War Between the United States and Mexico

Carl Nebel

“THE VERY BEST AMERICAN BATTLE SCENES IN EXISTENCE”: KENDALL AND NEBEL’S EXTREMELY SCARCE WAR BETWEEN THE UNITED STATES AND MEXICO, WITH TWELVE SUPERB HAND-FINISHED FOLIO COLORED PLATES, A BEAUTIFUL COPY

KENDALL, George W. and NEBEL, Carl. The War Between the United States and Mexico Illustrated, Embracing Pictorial Drawings of All the Principal Conflicts by Carl Nebel… with a Description of Each Battle by Geo. Wilkins Kendall. New York and Philadelphia: D. Appleton; George S. Appleton, 1851. Large folio (19 by 23-1/2 inches), contemporary marbled boards rebacked and recornered in morocco-gilt, original morocco-gilt front cover label. $27,500.

First edition of one of the most important and impressive pictorial chronicles of the Mexican-American War, boasting 12 superb folio hand-finished full-color lithographic plates.

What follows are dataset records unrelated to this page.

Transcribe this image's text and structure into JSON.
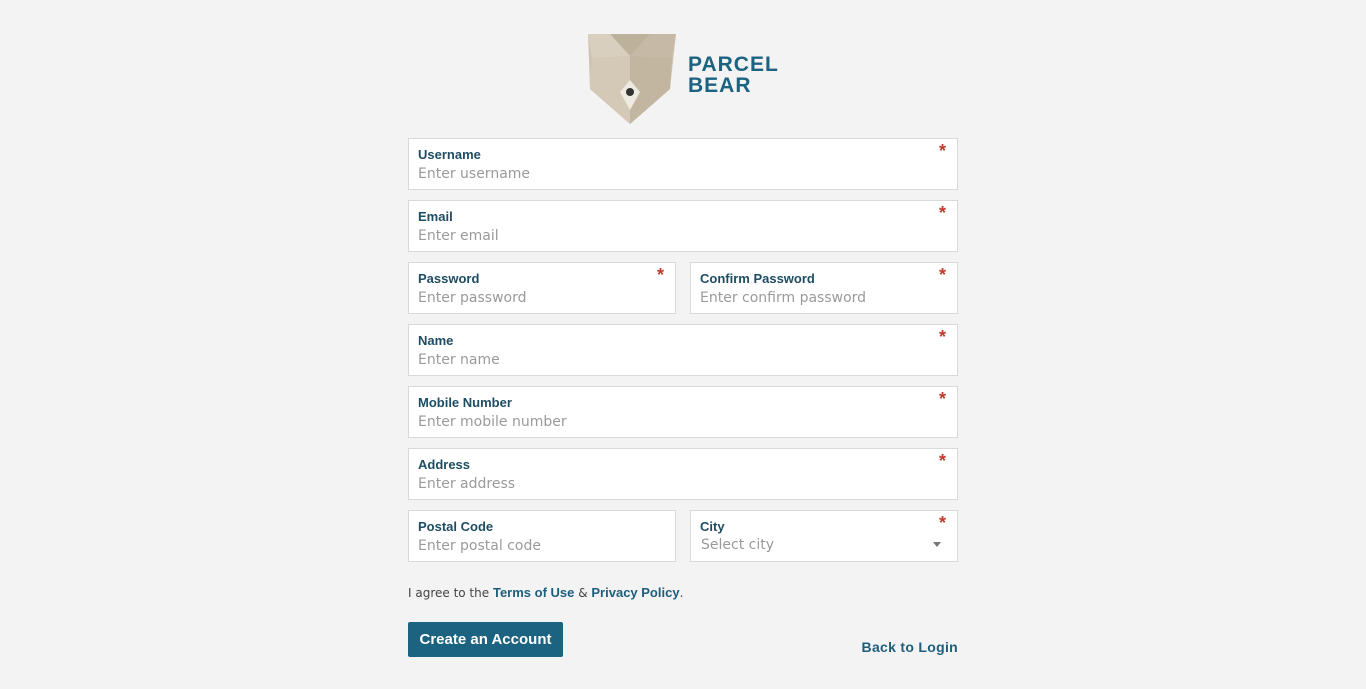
{
  "brand": {
    "line1": "PARCEL",
    "line2": "BEAR",
    "color": "#1b6380"
  },
  "fields": {
    "username": {
      "label": "Username",
      "placeholder": "Enter username",
      "required": "*"
    },
    "email": {
      "label": "Email",
      "placeholder": "Enter email",
      "required": "*"
    },
    "password": {
      "label": "Password",
      "placeholder": "Enter password",
      "required": "*"
    },
    "confirm_password": {
      "label": "Confirm Password",
      "placeholder": "Enter confirm password",
      "required": "*"
    },
    "name": {
      "label": "Name",
      "placeholder": "Enter name",
      "required": "*"
    },
    "mobile": {
      "label": "Mobile Number",
      "placeholder": "Enter mobile number",
      "required": "*"
    },
    "address": {
      "label": "Address",
      "placeholder": "Enter address",
      "required": "*"
    },
    "postal_code": {
      "label": "Postal Code",
      "placeholder": "Enter postal code"
    },
    "city": {
      "label": "City",
      "selected": "Select city",
      "required": "*"
    }
  },
  "agreement": {
    "prefix": "I agree to the",
    "terms": "Terms of Use",
    "amp": "&",
    "privacy": "Privacy Policy",
    "suffix": "."
  },
  "actions": {
    "create_account": "Create an Account",
    "back_to_login": "Back to Login"
  },
  "colors": {
    "accent": "#1b6380",
    "required": "#c0392b",
    "background": "#f3f3f3"
  }
}
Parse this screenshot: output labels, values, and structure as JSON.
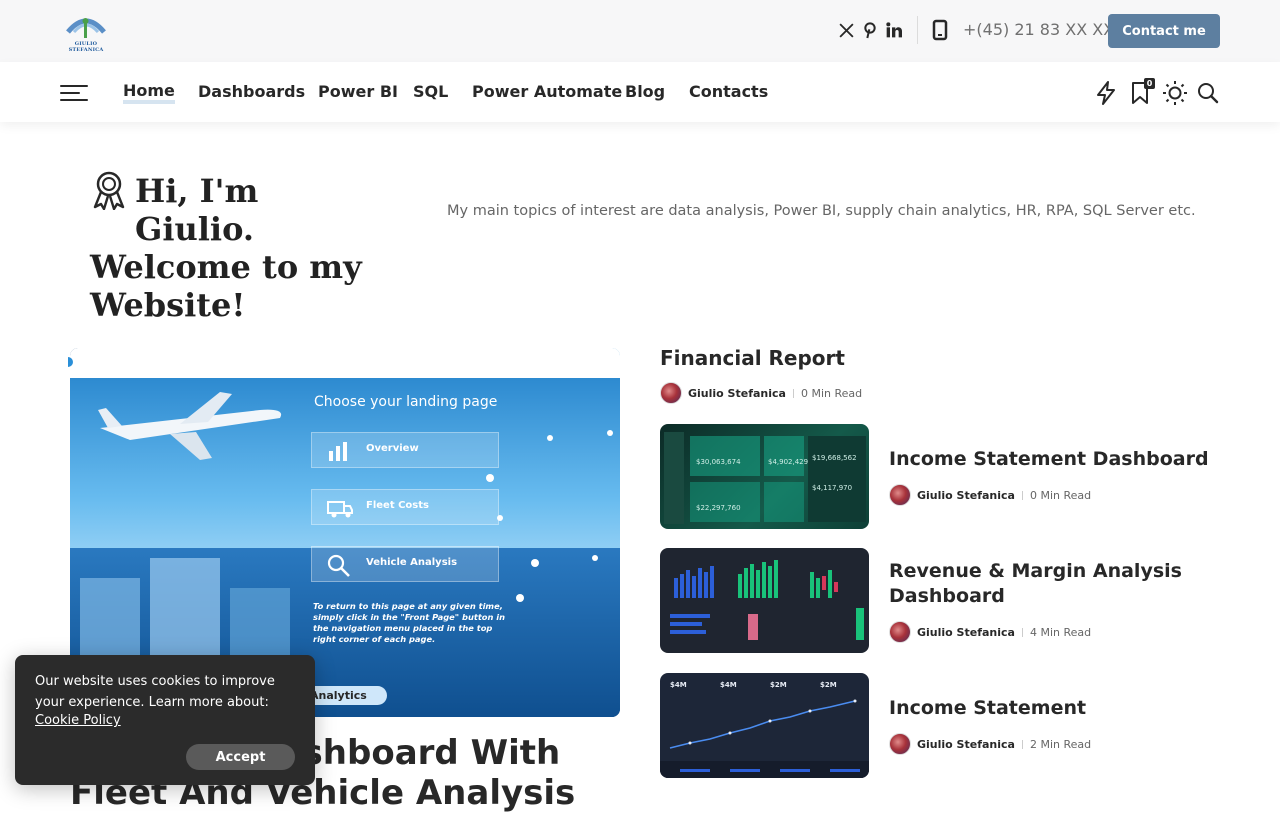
{
  "topbar": {
    "logo_text": "GIULIO STEFANICA",
    "social_icons": [
      "x-icon",
      "pinterest-icon",
      "linkedin-icon"
    ],
    "phone_icon": "phone-icon",
    "phone": "+(45) 21 83 XX XX",
    "contact_label": "Contact me"
  },
  "nav": {
    "items": [
      {
        "label": "Home",
        "active": true
      },
      {
        "label": "Dashboards"
      },
      {
        "label": "Power BI"
      },
      {
        "label": "SQL"
      },
      {
        "label": "Power Automate"
      },
      {
        "label": "Blog"
      },
      {
        "label": "Contacts"
      }
    ],
    "icons": [
      "lightning-icon",
      "bookmark-icon",
      "sun-icon",
      "search-icon"
    ],
    "bookmark_count": "0"
  },
  "hero": {
    "title_line1": "Hi, I'm Giulio.",
    "title_line2": "Welcome to my",
    "title_line3": "Website!",
    "description": "My main topics of interest are data analysis, Power BI, supply chain analytics, HR, RPA, SQL Server etc."
  },
  "featured": {
    "image": {
      "panel_title": "Choose your landing page",
      "cards": [
        "Overview",
        "Fleet Costs",
        "Vehicle Analysis"
      ],
      "note": "To return to this page at any given time, simply click in the \"Front Page\" button in the navigation menu placed in the top right corner of each page."
    },
    "category": "Analytics",
    "title": "Logistics Dashboard With Fleet And Vehicle Analysis"
  },
  "sidebar_feature": {
    "title": "Financial Report",
    "author": "Giulio Stefanica",
    "read": "0 Min Read"
  },
  "posts": [
    {
      "title": "Income Statement Dashboard",
      "author": "Giulio Stefanica",
      "read": "0 Min Read"
    },
    {
      "title": "Revenue & Margin Analysis Dashboard",
      "author": "Giulio Stefanica",
      "read": "4 Min Read"
    },
    {
      "title": "Income Statement",
      "author": "Giulio Stefanica",
      "read": "2 Min Read"
    }
  ],
  "cookie": {
    "text": "Our website uses cookies to improve your experience. Learn more about:",
    "link": "Cookie Policy",
    "accept": "Accept"
  },
  "colors": {
    "accent": "#5d7fa0",
    "text": "#282828",
    "muted": "#666666",
    "cookie_bg": "#2b2b2b"
  }
}
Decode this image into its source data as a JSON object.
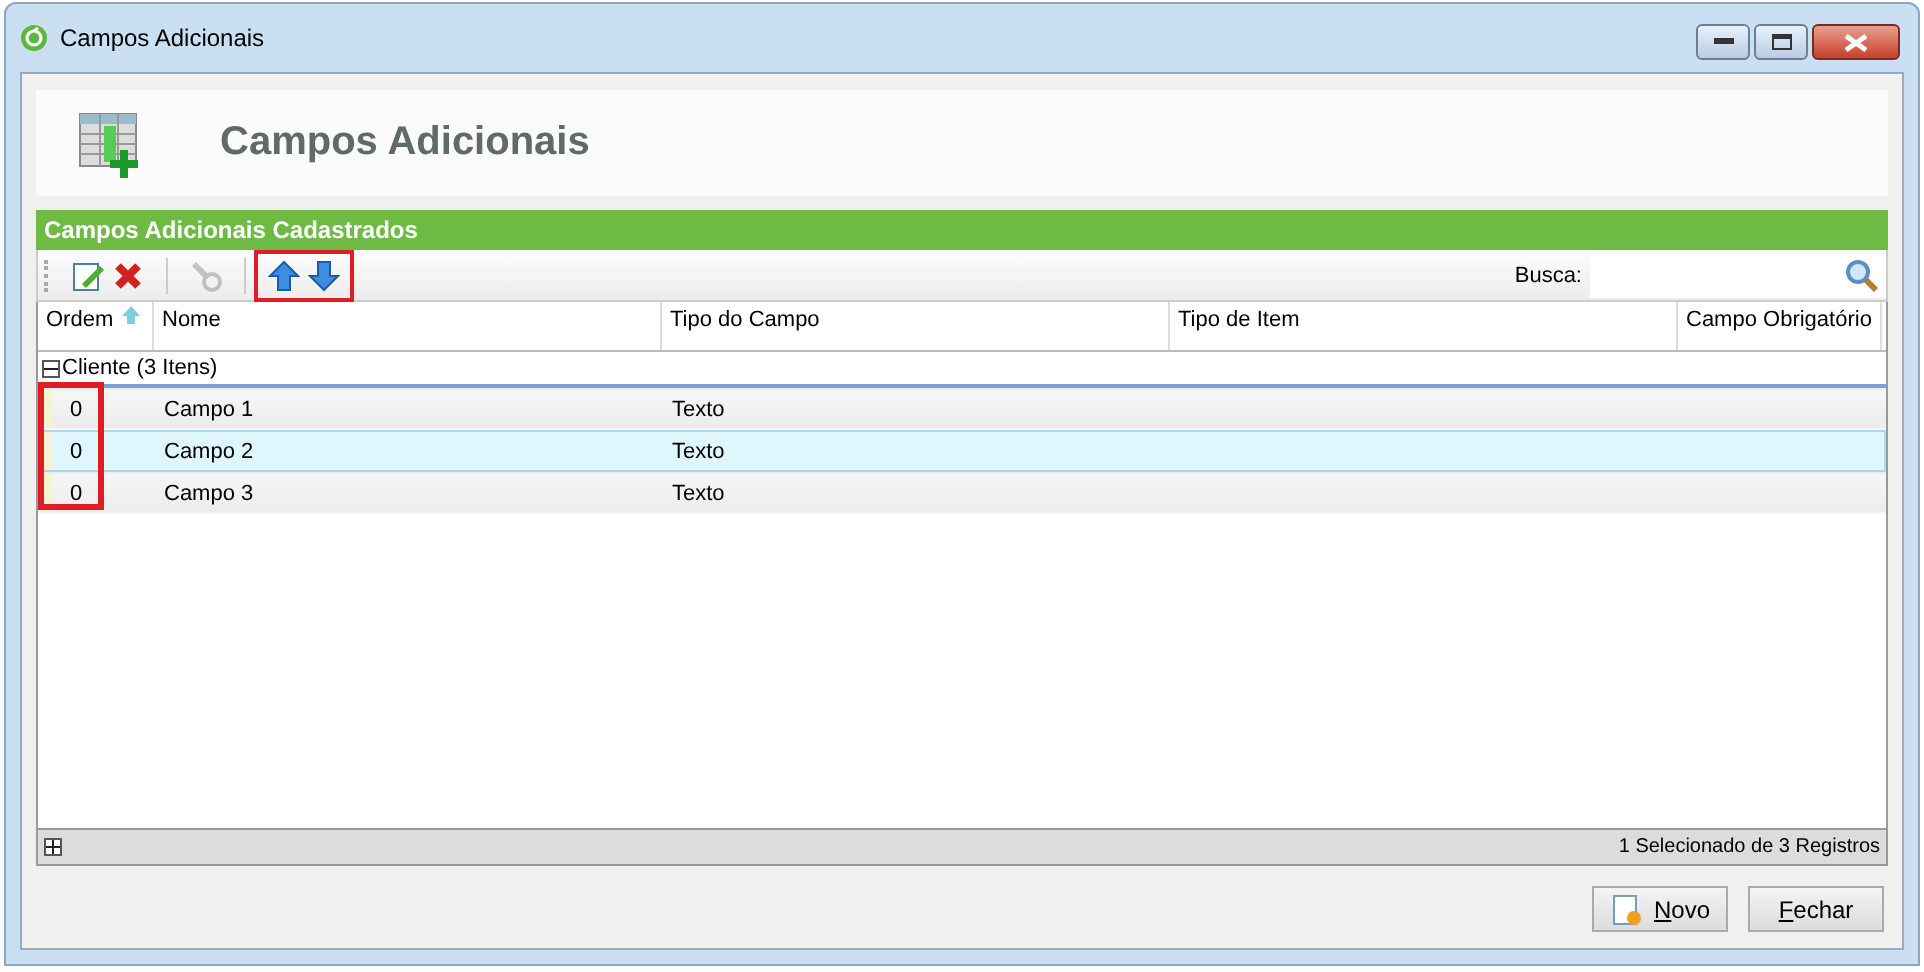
{
  "window": {
    "title": "Campos Adicionais"
  },
  "header": {
    "title": "Campos Adicionais"
  },
  "panel": {
    "title": "Campos Adicionais Cadastrados"
  },
  "toolbar": {
    "groups": [
      {
        "highlighted": false,
        "buttons": [
          {
            "kind": "edit",
            "disabled": false
          },
          {
            "kind": "delete",
            "disabled": false
          }
        ]
      },
      {
        "highlighted": false,
        "buttons": [
          {
            "kind": "tool",
            "disabled": true
          }
        ]
      },
      {
        "highlighted": true,
        "buttons": [
          {
            "kind": "up",
            "disabled": false
          },
          {
            "kind": "down",
            "disabled": false
          }
        ]
      }
    ],
    "search": {
      "label": "Busca:"
    }
  },
  "table": {
    "columns": [
      {
        "label": "Ordem",
        "sorted": true,
        "highlighted": true
      },
      {
        "label": "Nome",
        "sorted": false,
        "highlighted": false
      },
      {
        "label": "Tipo do Campo",
        "sorted": false,
        "highlighted": false
      },
      {
        "label": "Tipo de Item",
        "sorted": false,
        "highlighted": false
      },
      {
        "label": "Campo Obrigatório",
        "sorted": false,
        "highlighted": false
      }
    ],
    "group": {
      "label": "Cliente (3 Itens)",
      "expanded": true
    },
    "rows": [
      {
        "cells": [
          "0",
          "Campo 1",
          "Texto"
        ],
        "selected": false
      },
      {
        "cells": [
          "0",
          "Campo 2",
          "Texto"
        ],
        "selected": true
      },
      {
        "cells": [
          "0",
          "Campo 3",
          "Texto"
        ],
        "selected": false
      }
    ]
  },
  "status": "1 Selecionado de 3 Registros",
  "buttons": [
    {
      "label": "Novo",
      "kind": "new"
    },
    {
      "label": "Fechar",
      "kind": "close"
    }
  ]
}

Founder of the New Orleans Picayune and America's first war correspondent, George Kendall "filed many reports… of combat during the Mexican-American War. Many newspapers reprinted Kendall's reports and Americans knew him to be [an] ardent annexationist and partisan supporter of the United States… After the war Kendall commissioned Carl Nebel, a noted German-born artist and resident of Mexico, to provide 12 hand-colored lithographs that would accompany Kendall's 52 pages of battle descriptions… Nebel's approach was in contrast to most print-makers or illustrators of his day… [He] portrayed soldiers, military units and the terrain realistically, eschewing much (but not all) of the standard 19th century heroic and romantic styles. Other contemporary prints of battles of the Mexican-American War were rendered by illustrators who had not been in Mexico and took liberties with all aspects of what they drew. Kendall provided officers' after-action reports to Nebel, who visited the site of the battle a few months after the event and then painted the scene" (Dawson, Louisiana History 38:2, 236, 237).

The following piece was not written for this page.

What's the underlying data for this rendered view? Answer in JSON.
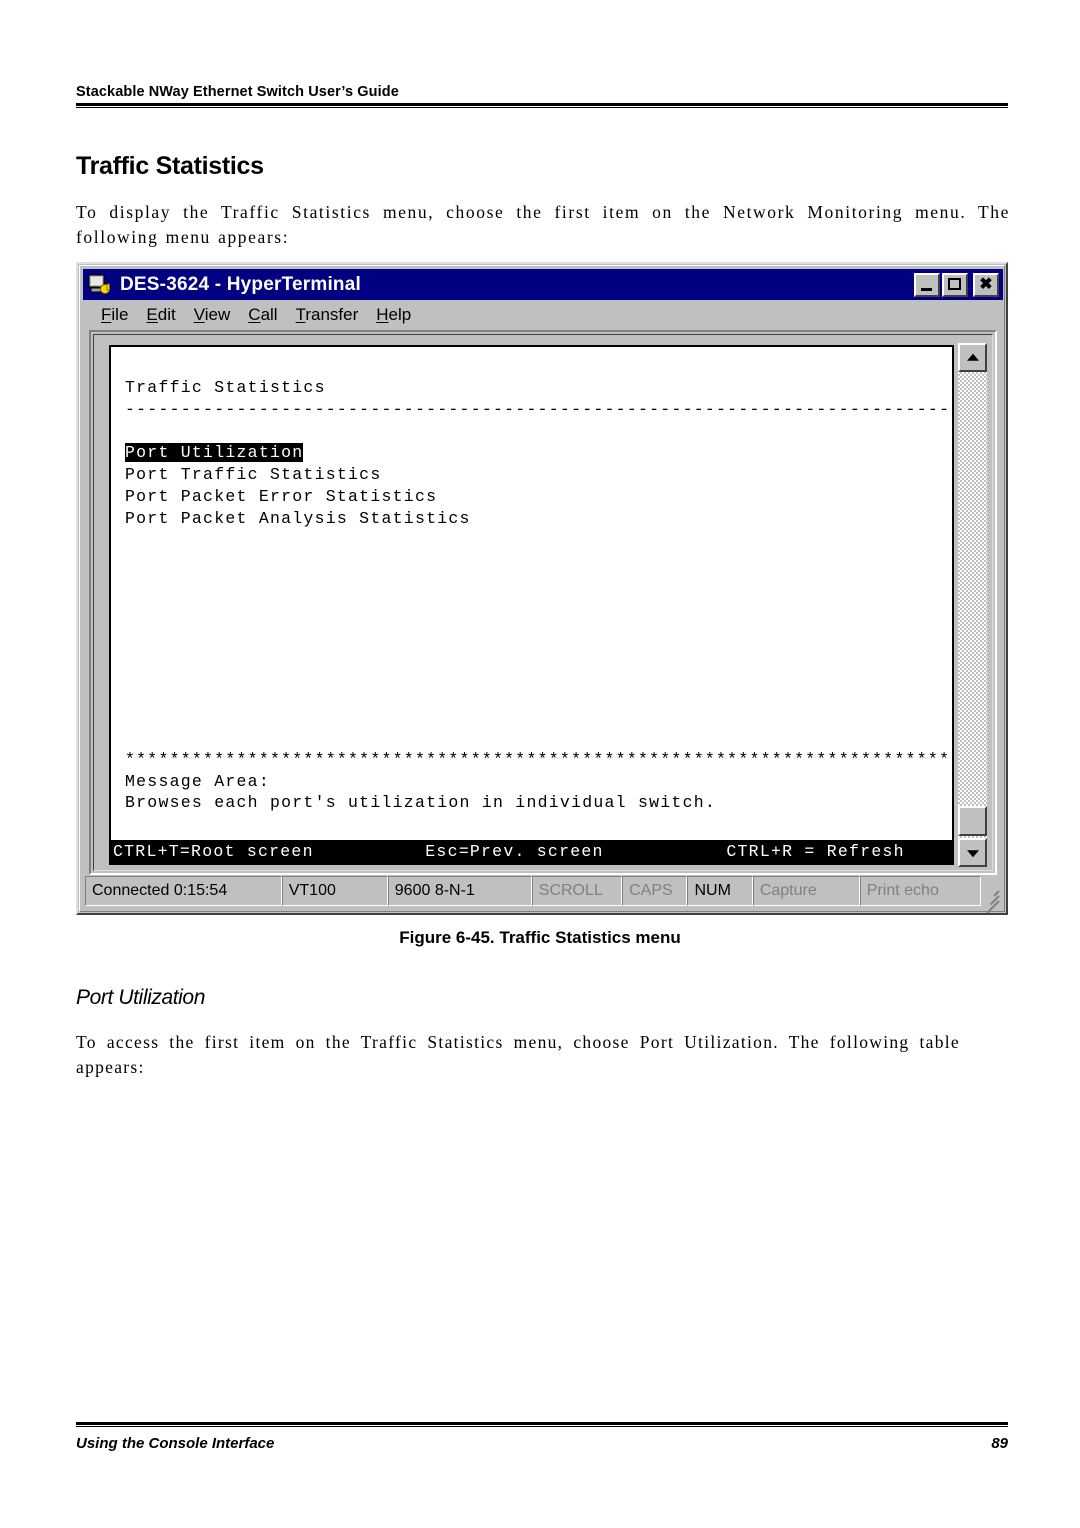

While the work was published in New York and Philadelphia, the lithographs were produced in Paris. Kendall and Nebel judged only Parisian lithographers qualified to produce the images, and both men spent some time in Europe overseeing the production, for which they shared costs (three shillings per print). They employed the firm of innovative lithographer Rose-Joseph Lemercier; he "developed a number of new processes, including a method of obtaining delicate shadings by spreading powdered crayon on a stone that had been slightly warmed… Looking at the prints from Kendall's volume today, one is struck by the soft ink washes and delicate tonal areas that underlie the watercolor. Highlights seem to have been either reserved with a waxen substance… or carefully scraped into the surface of the stone to yield understated areas of support for the hand coloring" (Sandweiss et al., Eyewitness to War, 36). The prints, three years in the making, "received good press notices even before they left Europe. The Paris correspondent for the Herald referred to the set as 'one of the most superb works of art ever achieved in Paris.' He reported that the plates were 'colored in the highest style of art,' and that they were so carefully done that the best artists of London, Paris and Brussels were able to finish only one per day. 'The fidelity of the landscapes, and the truthfulness of every point introduced into the pictures, cannot but be at once acknowledged and appreciated by the best connoisseur'" (Tyler, Southwestern Historical Quarterly 77:1, 19). "The very best American battle scenes in existence" (Bennett, 65). Because many copies have been broken for the framing of plates, the complete work is today quite scarce. With 12 plates: 1)The Battle of Palo Alto; 2)The Capture of Monterey; 3)The Battle of Buena Vista; 4)The Bombardment of Vera Cruz; 5)Battle of Cerro Gordo; 6)The Assault at Contreras; 7)The Battle at Churubusco; 8) and 9)Battle of Molino del Rey; 10 and 11)The Storming of Chapultepec; 12)General Scott's Entrance into Mexico. Also includes folio map of operations. Sabin 37362. Howes K76.

Expert cleaning to text and plate extremities not affecting images, and occasional minor marginal paper repairs; original marbled boards expertly restored. A bright, beautiful copy, original coloring vivid.